With all of that beneath him, he was well-suited for heading the malaria drug program.
"I had the great opportunity of studying at a medical school," Mr. Singh said. "The health sciences program was trained along with medical school students in the medical school. ... We even did clinical rotations so we got to deal with patients."
As a result he began work at the foundation with a "decent" knowledge of malaria and a background that enabled him to understand what he had to learn about the drugs.
He picked up experience in the world of nonprofits in his undergraduate days at Michigan, when he founded the still-active Dance Marathon Inc. To date, Dance Marathon has raised more than $2.5 million and channeled more than 35,000 volunteers to support children undergoing extensive rehabilitation.

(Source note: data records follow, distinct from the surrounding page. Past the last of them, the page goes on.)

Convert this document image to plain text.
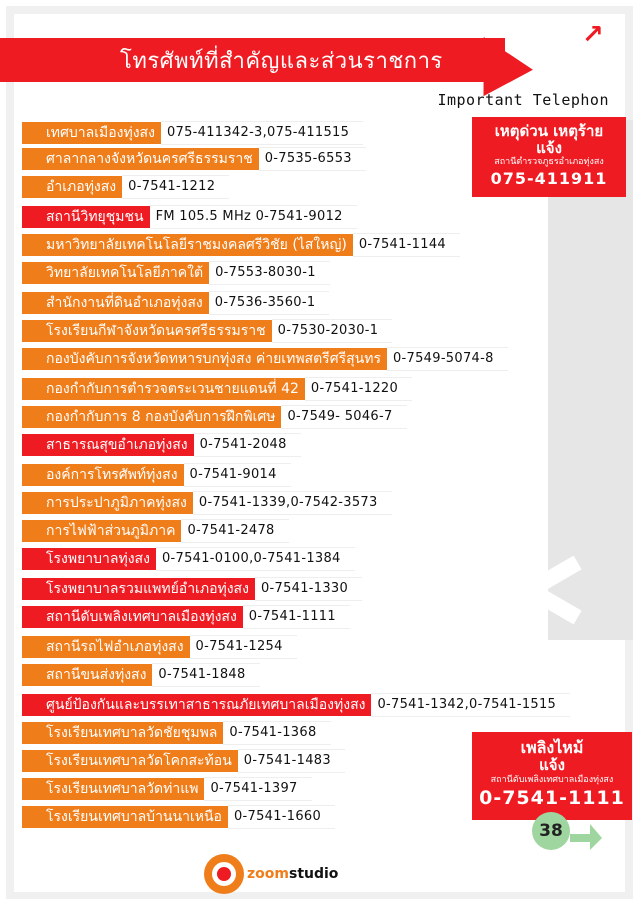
โทรศัพท์ที่สำคัญและส่วนราชการ
↗
Important Telephon
เทศบาลเมืองทุ่งสง 075-411342-3,075-411515
ศาลากลางจังหวัดนครศรีธรรมราช 0-7535-6553
อำเภอทุ่งสง 0-7541-1212
สถานีวิทยุชุมชน FM 105.5 MHz 0-7541-9012
มหาวิทยาลัยเทคโนโลยีราชมงคลศรีวิชัย (ไสใหญ่) 0-7541-1144
วิทยาลัยเทคโนโลยีภาคใต้ 0-7553-8030-1
สำนักงานที่ดินอำเภอทุ่งสง 0-7536-3560-1
โรงเรียนกีฬาจังหวัดนครศรีธรรมราช 0-7530-2030-1
กองบังคับการจังหวัดทหารบกทุ่งสง ค่ายเทพสตรีศรีสุนทร 0-7549-5074-8
กองกำกับการตำรวจตระเวนชายแดนที่ 42 0-7541-1220
กองกำกับการ 8 กองบังคับการฝึกพิเศษ 0-7549- 5046-7
สาธารณสุขอำเภอทุ่งสง 0-7541-2048
องค์การโทรศัพท์ทุ่งสง 0-7541-9014
การประปาภูมิภาคทุ่งสง 0-7541-1339,0-7542-3573
การไฟฟ้าส่วนภูมิภาค 0-7541-2478
โรงพยาบาลทุ่งสง 0-7541-0100,0-7541-1384
โรงพยาบาลรวมแพทย์อำเภอทุ่งสง 0-7541-1330
สถานีดับเพลิงเทศบาลเมืองทุ่งสง 0-7541-1111
สถานีรถไฟอำเภอทุ่งสง 0-7541-1254
สถานีขนส่งทุ่งสง 0-7541-1848
ศูนย์ป้องกันและบรรเทาสาธารณภัยเทศบาลเมืองทุ่งสง 0-7541-1342,0-7541-1515
โรงเรียนเทศบาลวัดชัยชุมพล 0-7541-1368
โรงเรียนเทศบาลวัดโคกสะท้อน 0-7541-1483
โรงเรียนเทศบาลวัดท่าแพ 0-7541-1397
โรงเรียนเทศบาลบ้านนาเหนือ 0-7541-1660
เหตุด่วน เหตุร้าย
แจ้ง
สถานีตำรวจภูธรอำเภอทุ่งสง
075-411911
เพลิงไหม้
แจ้ง
สถานีดับเพลิงเทศบาลเมืองทุ่งสง
0-7541-1111
38
zoomstudio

"The entrepreneurial bug bit me when I started [the nonprofit at Michigan]," Mr. Singh said. "In a year it became the largest community service organization on campus."
But Monica Singh says the "do-good" bug was established in her brother -- and in her -- well before they got to college. She credits their parents, mother Geeta, a retired family practice physician, and father Bhupinder Raj Singh, an engineer at the University of Pittsburgh, who immigrated in 1970.
"I think my parents, having been raised in India and witnessed tragedies, like hunger, poor education, have instilled in us an awareness or concern for the plight of others," Ms. Singh said.
"They encouraged us to volunteer. We both volunteered at the hospital. ...
"I think they just taught us that every contribution is important, and Inder brought that to a different level in college and in his career as well."